Cheryl's Teapots2Quilting said...

I've never been good at attaching both sides of the binding on by machine. I can only do it if I do the faux binding method. I prefer to hand stitch my bindings down on the back, since they look sew much better. Your's was well worth the effort to restitch it. Great pictures, too.

Louise said...

It's beautiful, Janine! The lively colors give it warmth, and the little black triangles give it structure. The Barn Raising layout looks fabulous. I love that you used the Kaffe in each corner and that the dots are inside out! This quilt truly has personality :)

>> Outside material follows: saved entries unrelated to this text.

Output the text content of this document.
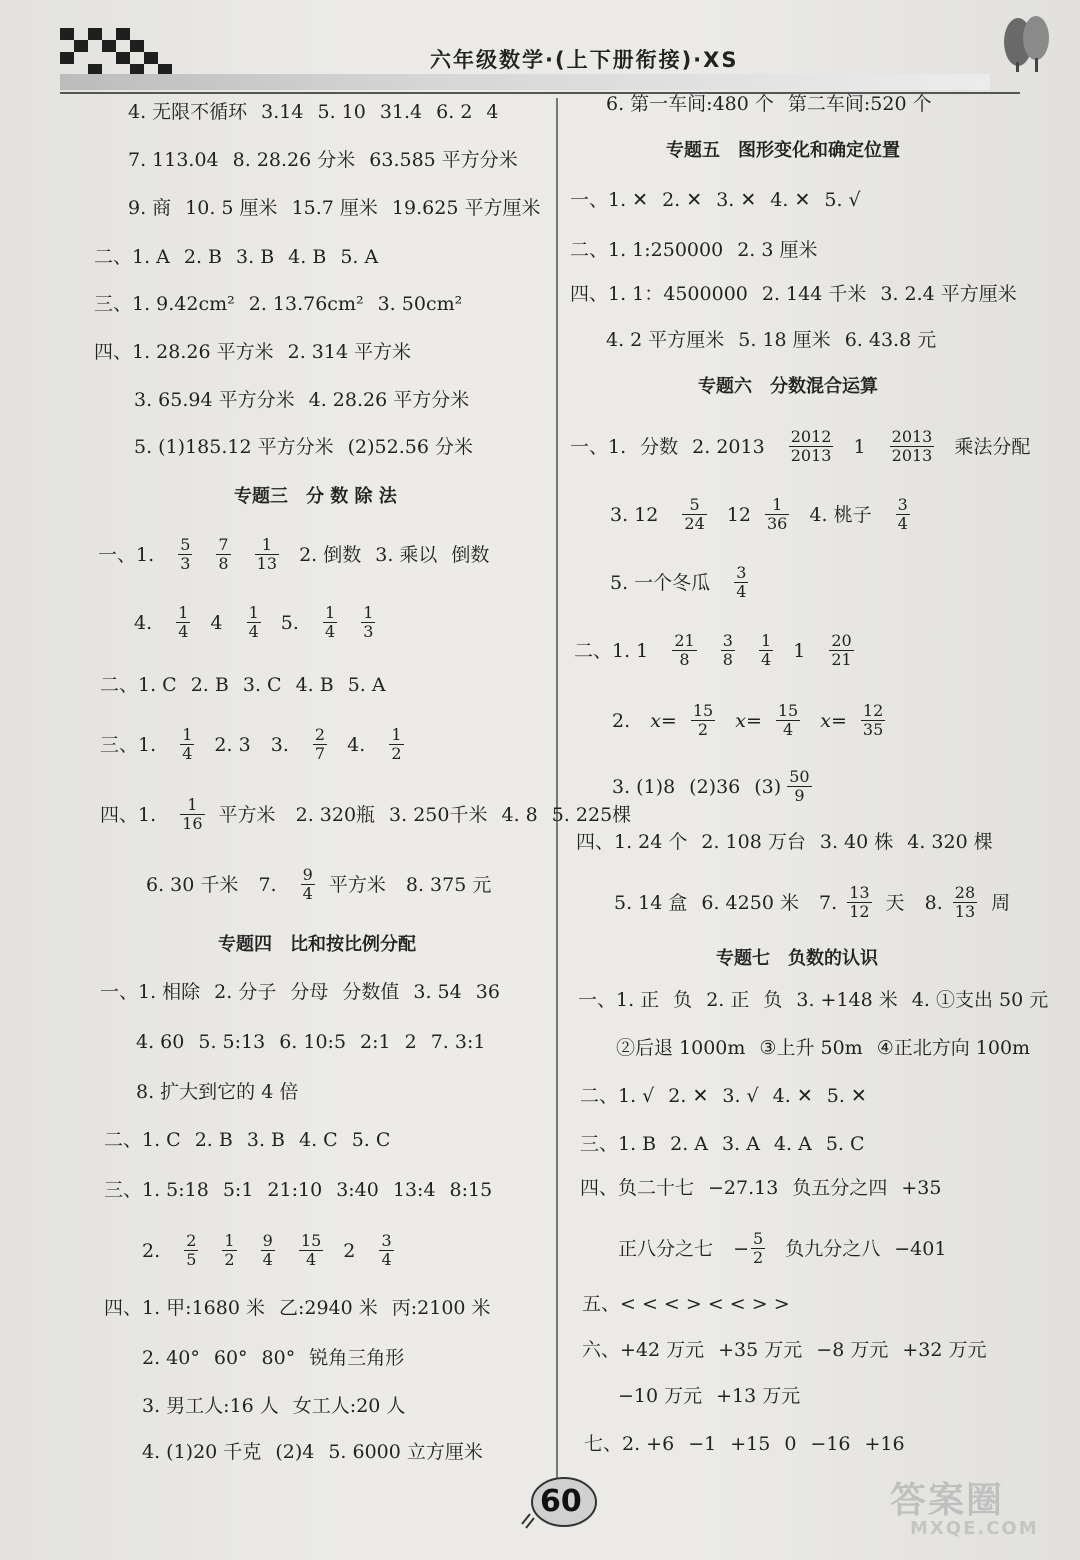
六年级数学·(上下册衔接)·XS
4. 无限不循环 3.14 5. 10 31.4 6. 2 4
7. 113.04 8. 28.26 分米 63.585 平方分米
9. 商 10. 5 厘米 15.7 厘米 19.625 平方厘米
二、1. A 2. B 3. B 4. B 5. A
三、1. 9.42cm² 2. 13.76cm² 3. 50cm²
四、1. 28.26 平方米 2. 314 平方米
3. 65.94 平方分米 4. 28.26 平方分米
5. (1)185.12 平方分米 (2)52.56 分米
专题三　分 数 除 法
一、1. $\frac{5}{3}$
$\frac{7}{8}$
$\frac{1}{13} 2$. 倒数 3. 乘以 倒数
4. $\frac{1}{4} 4 \frac{1}{4} 5$. $\frac{1}{4}$
$\frac{1}{3}$
二、1. C 2. B 3. C 4. B 5. A
三、1. $\frac{1}{4} 2$. 3 3. $\frac{2}{7} 4$. $\frac{1}{2}$
四、1. $\frac{1}{16}$ 平方米 2. 320瓶 3. 250千米 4. 8 5. 225棵
6. 30 千米 7. $\frac{9}{4}$ 平方米 8. 375 元
专题四　比和按比例分配
一、1. 相除 2. 分子 分母 分数值 3. 54 36
4. 60 5. 5:13 6. 10:5 2:1 2 7. 3:1
8. 扩大到它的 4 倍
二、1. C 2. B 3. B 4. C 5. C
三、1. 5:18 5:1 21:10 3:40 13:4 8:15
2. $\frac{2}{5}$
$\frac{1}{2}$
$\frac{9}{4}$
$\frac{15}{4} 2 \frac{3}{4}$
四、1. 甲:1680 米 乙:2940 米 丙:2100 米
2. 40° 60° 80° 锐角三角形
3. 男工人:16 人 女工人:20 人
4. (1)20 千克 (2)4 5. 6000 立方厘米
6. 第一车间:480 个 第二车间:520 个
专题五　图形变化和确定位置
一、1. ✕ 2. ✕ 3. ✕ 4. ✕ 5. √
二、1. 1:250000 2. 3 厘米
四、1. 1：4500000 2. 144 千米 3. 2.4 平方厘米
4. 2 平方厘米 5. 18 厘米 6. 43.8 元
专题六　分数混合运算
一、1. 分数 2. $2013 \frac{2012}{2013} 1 \frac{2013}{2013}$ 乘法分配
3. $12 \frac{5}{24} 12 \frac{1}{36} 4$. 桃子 $\frac{3}{4}$
5. 一个冬瓜 $\frac{3}{4}$
二、1. $1 \frac{21}{8}$
$\frac{3}{8}$
$\frac{1}{4} 1 \frac{20}{21}$
2. $x= \frac{15}{2} x= \frac{15}{4} x= \frac{12}{35}$
3. (1)8 (2)36 $(3) \frac{50}{9}$
四、1. 24 个 2. 108 万台 3. 40 株 4. 320 棵
5. 14 盒 6. 4250 米 7. $\frac{13}{12}$ 天 8. $\frac{28}{13}$ 周
专题七　负数的认识
一、1. 正 负 2. 正 负 3. +148 米 4. ①支出 50 元
②后退 1000m ③上升 50m ④正北方向 100m
二、1. √ 2. ✕ 3. √ 4. ✕ 5. ✕
三、1. B 2. A 3. A 4. A 5. C
四、负二十七 −27.13 负五分之四 +35
正八分之七 − $\frac{5}{2}$ 负九分之八 −401
五、< < < > < < > >
六、+42 万元 +35 万元 −8 万元 +32 万元
−10 万元 +13 万元
七、2. +6 −1 +15 0 −16 +16
60	答案圈
MXQE.COM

And it was just a bit ornery, too, making you re-do the entire binding. The end result was worth the effort, though. I feel for you, since I did the exact same thing recently. Mine was just a placemat, though! But still, you have to make it right when it bugs you :)

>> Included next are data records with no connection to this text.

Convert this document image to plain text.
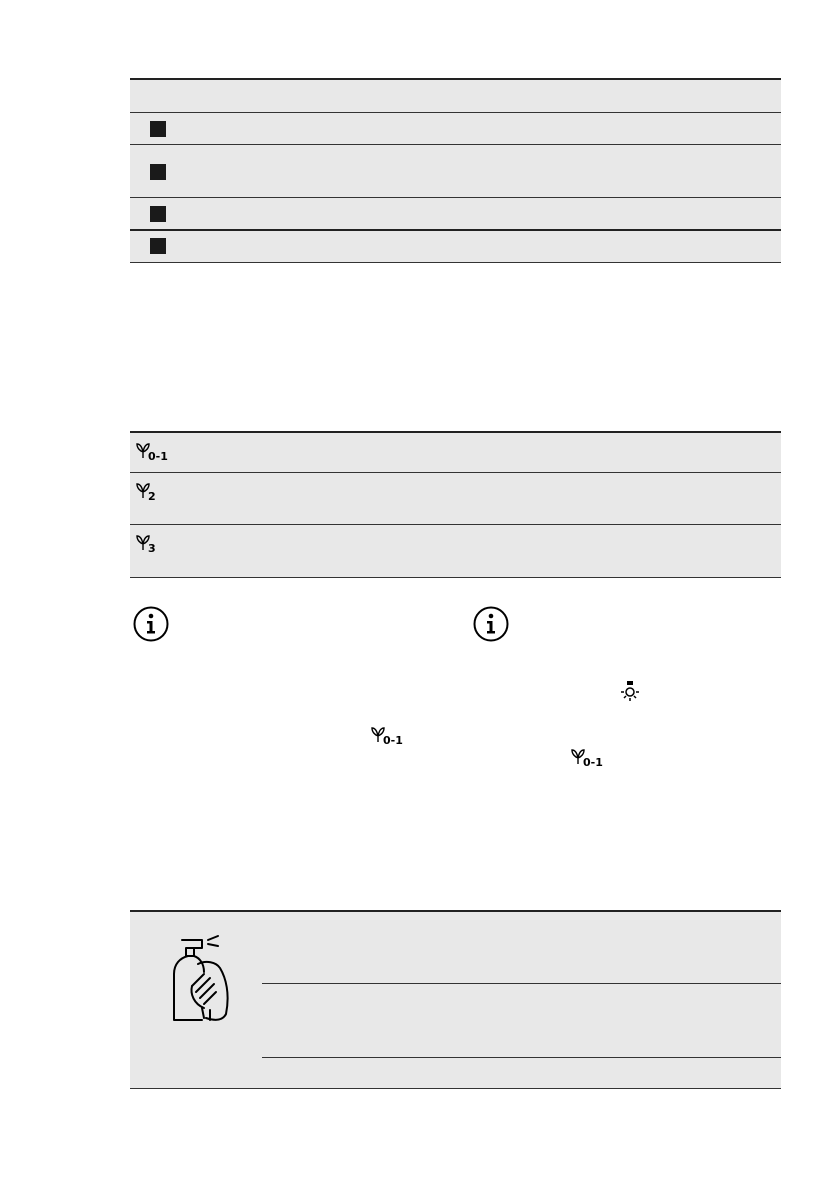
0-1
2
3
0-1
0-1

Love the beach-y glamour shots! Did you get any odd looks from passers-by?

Claire said...

The end result is beautiful. The quilting is just right. I too balk at all the turning when using the walking foot. I can't get a line I can see with a hera marker. I use painter's tape. I've been told that new tape on not longer than 24 hours leaves no residue.

Linda said...

Janine your quilt belongs in a magazine shoot! One of the prettiest quilts I've seen - I love the black touches and the gorgeous quilting. And the photos are spectacular!

Sandy said...

That is really beautiful. I love the way the black triangles set off the pattern. The low-volume prints make it interesting. And you are right - the binding is so much better now. I know I would have done the exact same thing! Thanks for sharing such a lovely photo shoot!

Lynette said...

This quilt is beautiful! LOVE the colors, and yes, the barn layout was splendid with the black bits. Your fixed binding is very lovely. I have never been happy with a machine-finished binding I've done, except when I've used the faux-piped/flange style.

Preeti said...

Beautiful and bright quilt. The black triangles tie everything together neatly. Great unifying design element. I am sure this sweet and cheerful quilt will bring joy and good luck to the receiving family. You had a gorgeous sunny day - perfect for an outdoor quilt shoot. Sorry, I am a bit late to the party.